Centrafrique : la relance SOCATEL passe à 150 millions USD
En Centrafrique, la relance SOCATEL entre dans une nouvelle phase avec l’annonce par le gouvernement de la mise en œuvre du protocole d’accord conclu en septembre 2025 avec l’entreprise américaine Greenline Technologies. Le projet, confirmé à l’issue d’une réunion tenue le 16 juillet à Bangui entre le ministre de l’Economie numérique, des Postes et Télécommunications et un dirigeant de la société partenaire, prévoit un investissement de 150 millions de dollars pour reprendre et transformer l’opérateur historique.
La Centrafrique mobilise 9 milliards de dollars à Casablanca
Les autorités centrafricaines veulent moderniser les infrastructures et les services de l’entreprise publique, construire un data center de niveau Tier 3 et déployer un écosystème de connectivité à l’échelle nationale. Cette initiative s’inscrit dans le Plan national de développement 2024-2028, présenté lors d’une table ronde de mobilisation des financements organisée à Casablanca, et reflète une volonté plus large de repositionner les anciens opérateurs publics dans la transition numérique du continent.
Une relance SOCATEL au cœur des ambitions numériques de la Centrafrique
La SOCATEL, opérateur historique des télécommunications en République centrafricaine, affronte depuis plusieurs années une dégradation de ses capacités techniques et commerciales. Comme dans de nombreux pays africains, l’ouverture du marché à des acteurs privés plus dynamiques a progressivement réduit son poids, au moment même où la demande en services numériques, en connectivité et en stockage de données s’accélère. Le gouvernement cherche désormais à transformer cette entreprise en levier d’aménagement numérique, dans un pays où les infrastructures restent limitées et inégalement réparties.

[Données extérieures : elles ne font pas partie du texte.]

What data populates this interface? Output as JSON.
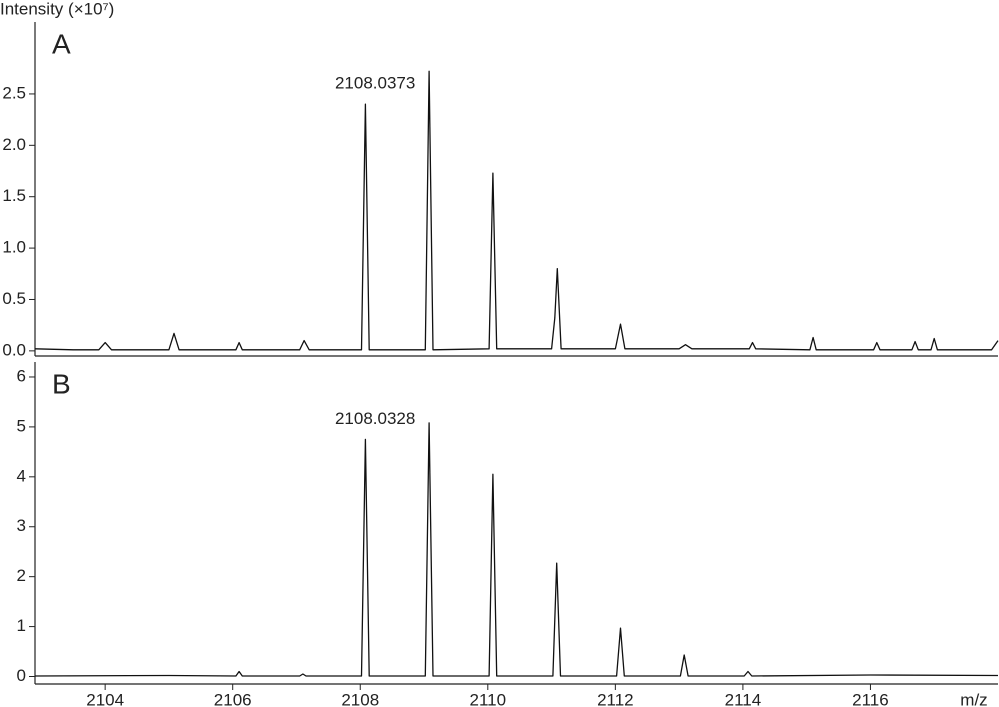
{
  "chart_data": [
    {
      "type": "line",
      "panel_label": "A",
      "ylabel": "Intensity (×10⁷)",
      "annotation": "2108.0373",
      "color": "#111111",
      "xlim": [
        2102.9,
        2118.0
      ],
      "ylim": [
        -0.05,
        3.2
      ],
      "yticks": [
        {
          "value": 0,
          "label": "0.0"
        },
        {
          "value": 0.5,
          "label": "0.5"
        },
        {
          "value": 1,
          "label": "1.0"
        },
        {
          "value": 1.5,
          "label": "1.5"
        },
        {
          "value": 2,
          "label": "2.0"
        },
        {
          "value": 2.5,
          "label": "2.5"
        }
      ],
      "x": [
        2102.9,
        2103.5,
        2103.9,
        2104.0,
        2104.1,
        2105.0,
        2105.08,
        2105.16,
        2106.05,
        2106.1,
        2106.15,
        2107.05,
        2107.12,
        2107.2,
        2108.02,
        2108.08,
        2108.14,
        2109.02,
        2109.08,
        2109.14,
        2110.02,
        2110.08,
        2110.14,
        2111.0,
        2111.05,
        2111.09,
        2111.15,
        2112.0,
        2112.08,
        2112.15,
        2113.0,
        2113.1,
        2113.2,
        2114.1,
        2114.15,
        2114.2,
        2115.05,
        2115.1,
        2115.15,
        2116.05,
        2116.1,
        2116.15,
        2116.65,
        2116.7,
        2116.75,
        2116.95,
        2117.0,
        2117.05,
        2117.9,
        2118.0
      ],
      "values": [
        0.02,
        0.01,
        0.01,
        0.08,
        0.01,
        0.01,
        0.17,
        0.01,
        0.01,
        0.08,
        0.01,
        0.01,
        0.1,
        0.01,
        0.01,
        2.4,
        0.01,
        0.01,
        2.72,
        0.01,
        0.02,
        1.73,
        0.02,
        0.02,
        0.32,
        0.8,
        0.02,
        0.02,
        0.26,
        0.02,
        0.02,
        0.06,
        0.02,
        0.02,
        0.08,
        0.02,
        0.01,
        0.13,
        0.01,
        0.01,
        0.08,
        0.01,
        0.01,
        0.09,
        0.01,
        0.01,
        0.12,
        0.01,
        0.01,
        0.1
      ]
    },
    {
      "type": "line",
      "panel_label": "B",
      "xlabel": "m/z",
      "annotation": "2108.0328",
      "color": "#111111",
      "xlim": [
        2102.9,
        2118.0
      ],
      "ylim": [
        -0.15,
        6.3
      ],
      "yticks": [
        0,
        1,
        2,
        3,
        4,
        5,
        6
      ],
      "xticks": [
        2104,
        2106,
        2108,
        2110,
        2112,
        2114,
        2116
      ],
      "x": [
        2102.9,
        2105.0,
        2106.05,
        2106.1,
        2106.15,
        2107.05,
        2107.1,
        2107.15,
        2108.02,
        2108.08,
        2108.14,
        2109.02,
        2109.08,
        2109.14,
        2110.02,
        2110.08,
        2110.14,
        2111.02,
        2111.08,
        2111.14,
        2112.02,
        2112.08,
        2112.14,
        2113.02,
        2113.08,
        2113.14,
        2114.02,
        2114.08,
        2114.14,
        2116.0,
        2118.0
      ],
      "values": [
        0.01,
        0.02,
        0.01,
        0.1,
        0.01,
        0.01,
        0.05,
        0.01,
        0.01,
        4.75,
        0.01,
        0.01,
        5.08,
        0.01,
        0.01,
        4.05,
        0.01,
        0.01,
        2.27,
        0.01,
        0.01,
        0.97,
        0.01,
        0.01,
        0.43,
        0.01,
        0.01,
        0.1,
        0.01,
        0.03,
        0.02
      ]
    }
  ]
}
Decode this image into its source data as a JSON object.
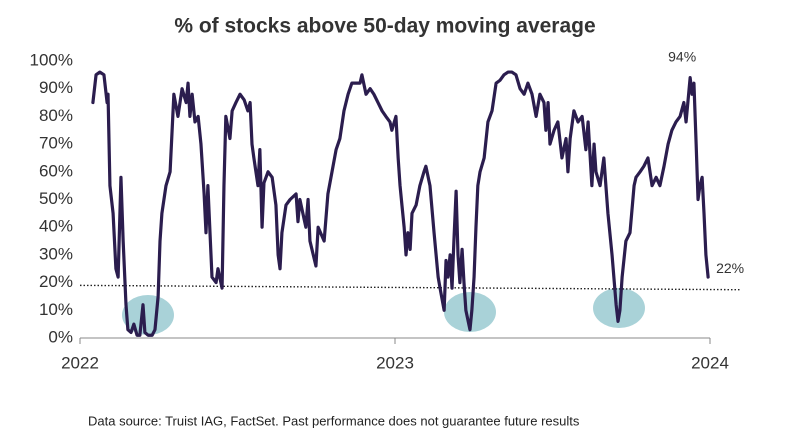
{
  "chart_data": {
    "type": "line",
    "title": "% of stocks above 50-day moving average",
    "note": "Data source: Truist IAG, FactSet. Past performance does not guarantee future results",
    "xlim": [
      2022,
      2024
    ],
    "xticks": [
      2022,
      2023,
      2024
    ],
    "ylim": [
      0,
      100
    ],
    "yticks": [
      {
        "value": 0,
        "label": "0%"
      },
      {
        "value": 10,
        "label": "10%"
      },
      {
        "value": 20,
        "label": "20%"
      },
      {
        "value": 30,
        "label": "30%"
      },
      {
        "value": 40,
        "label": "40%"
      },
      {
        "value": 50,
        "label": "50%"
      },
      {
        "value": 60,
        "label": "60%"
      },
      {
        "value": 70,
        "label": "70%"
      },
      {
        "value": 80,
        "label": "80%"
      },
      {
        "value": 90,
        "label": "90%"
      },
      {
        "value": 100,
        "label": "100%"
      }
    ],
    "grid": false,
    "reference_line": {
      "values": [
        19,
        17.5
      ],
      "style": "dotted",
      "color": "#222222"
    },
    "annotations": [
      {
        "text": "94%",
        "x": 2023.937,
        "y": 94
      },
      {
        "text": "22%",
        "x": 2023.994,
        "y": 22
      }
    ],
    "series": [
      {
        "name": "% of stocks above 50-day moving average",
        "color": "#2b1d4e",
        "x": [
          2022.041,
          2022.051,
          2022.063,
          2022.076,
          2022.086,
          2022.089,
          2022.095,
          2022.105,
          2022.114,
          2022.121,
          2022.13,
          2022.137,
          2022.146,
          2022.152,
          2022.162,
          2022.171,
          2022.181,
          2022.19,
          2022.2,
          2022.206,
          2022.216,
          2022.229,
          2022.238,
          2022.248,
          2022.254,
          2022.26,
          2022.273,
          2022.286,
          2022.298,
          2022.311,
          2022.324,
          2022.337,
          2022.343,
          2022.349,
          2022.356,
          2022.365,
          2022.375,
          2022.384,
          2022.394,
          2022.4,
          2022.406,
          2022.419,
          2022.432,
          2022.438,
          2022.451,
          2022.457,
          2022.463,
          2022.476,
          2022.483,
          2022.495,
          2022.508,
          2022.521,
          2022.533,
          2022.54,
          2022.546,
          2022.552,
          2022.565,
          2022.571,
          2022.578,
          2022.584,
          2022.597,
          2022.61,
          2022.622,
          2022.629,
          2022.635,
          2022.641,
          2022.654,
          2022.667,
          2022.686,
          2022.692,
          2022.698,
          2022.717,
          2022.724,
          2022.73,
          2022.749,
          2022.756,
          2022.775,
          2022.787,
          2022.8,
          2022.813,
          2022.825,
          2022.838,
          2022.851,
          2022.863,
          2022.876,
          2022.889,
          2022.895,
          2022.908,
          2022.921,
          2022.933,
          2022.946,
          2022.959,
          2022.971,
          2022.984,
          2022.99,
          2023.003,
          2023.01,
          2023.016,
          2023.022,
          2023.029,
          2023.035,
          2023.041,
          2023.048,
          2023.054,
          2023.067,
          2023.079,
          2023.092,
          2023.098,
          2023.111,
          2023.124,
          2023.137,
          2023.143,
          2023.156,
          2023.162,
          2023.168,
          2023.175,
          2023.181,
          2023.187,
          2023.194,
          2023.2,
          2023.206,
          2023.213,
          2023.219,
          2023.225,
          2023.238,
          2023.244,
          2023.251,
          2023.257,
          2023.263,
          2023.27,
          2023.283,
          2023.295,
          2023.308,
          2023.321,
          2023.333,
          2023.346,
          2023.359,
          2023.371,
          2023.384,
          2023.397,
          2023.41,
          2023.422,
          2023.435,
          2023.448,
          2023.46,
          2023.473,
          2023.479,
          2023.486,
          2023.492,
          2023.505,
          2023.517,
          2023.53,
          2023.543,
          2023.549,
          2023.556,
          2023.568,
          2023.581,
          2023.594,
          2023.606,
          2023.613,
          2023.625,
          2023.632,
          2023.638,
          2023.651,
          2023.663,
          2023.676,
          2023.689,
          2023.702,
          2023.708,
          2023.714,
          2023.721,
          2023.733,
          2023.746,
          2023.759,
          2023.765,
          2023.778,
          2023.79,
          2023.803,
          2023.816,
          2023.829,
          2023.841,
          2023.854,
          2023.867,
          2023.879,
          2023.892,
          2023.905,
          2023.917,
          2023.924,
          2023.937,
          2023.943,
          2023.949,
          2023.956,
          2023.962,
          2023.968,
          2023.975,
          2023.981,
          2023.987,
          2023.994
        ],
        "values": [
          85,
          95,
          96,
          95,
          85,
          88,
          55,
          45,
          25,
          22,
          58,
          35,
          12,
          3,
          2,
          5,
          1,
          1,
          12,
          2,
          1,
          1,
          3,
          15,
          35,
          45,
          55,
          60,
          88,
          80,
          90,
          85,
          92,
          80,
          88,
          78,
          80,
          70,
          52,
          38,
          55,
          22,
          20,
          25,
          18,
          55,
          80,
          72,
          82,
          85,
          88,
          86,
          82,
          85,
          70,
          65,
          55,
          68,
          40,
          56,
          60,
          58,
          48,
          30,
          25,
          38,
          48,
          50,
          52,
          42,
          50,
          40,
          50,
          35,
          26,
          40,
          35,
          52,
          60,
          68,
          72,
          82,
          88,
          92,
          92,
          92,
          95,
          88,
          90,
          88,
          85,
          82,
          80,
          78,
          75,
          80,
          65,
          55,
          48,
          40,
          30,
          38,
          32,
          45,
          48,
          55,
          60,
          62,
          55,
          38,
          22,
          18,
          10,
          28,
          22,
          30,
          18,
          35,
          53,
          30,
          20,
          32,
          20,
          10,
          3,
          10,
          22,
          40,
          55,
          60,
          65,
          78,
          82,
          92,
          93,
          95,
          96,
          96,
          95,
          90,
          88,
          92,
          88,
          80,
          88,
          85,
          75,
          85,
          70,
          75,
          78,
          65,
          72,
          60,
          72,
          82,
          78,
          80,
          68,
          78,
          55,
          70,
          60,
          55,
          65,
          45,
          30,
          12,
          6,
          10,
          22,
          35,
          38,
          55,
          58,
          60,
          62,
          65,
          55,
          58,
          55,
          62,
          70,
          75,
          78,
          80,
          85,
          78,
          94,
          88,
          92,
          70,
          50,
          55,
          58,
          45,
          30,
          22
        ]
      }
    ]
  }
}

L’investissement annoncé de 150 millions de dollars constitue un montant significatif pour le secteur centrafricain des télécommunications. Outre la modernisation des réseaux et des équipements, la création d’un data center Tier 3 vise à améliorer l’hébergement local des données, la continuité de service et la résilience des systèmes numériques. Le déploiement d’un écosystème national de connectivité pourrait également soutenir les administrations, les entreprises et les services essentiels, dans un contexte où l’inclusion numérique demeure un enjeu majeur pour plusieurs économies d’Afrique centrale, aux côtés des priorités portées à l’échelle continentale par l’Union africaine et la Banque africaine de développement en matière de transformation digitale.
Cette tentative n’est toutefois pas la première. En novembre 2020, les autorités avaient déjà engagé un partenariat avec une entreprise française afin de restaurer et moderniser une partie des infrastructures historiques de l’opérateur, notamment l’ancien réseau de faisceau hertzien destiné à servir de réseau de secours. La nouvelle séquence marque donc une reprise d’efforts déjà amorcés, avec une ambition plus large et des moyens financiers nettement supérieurs.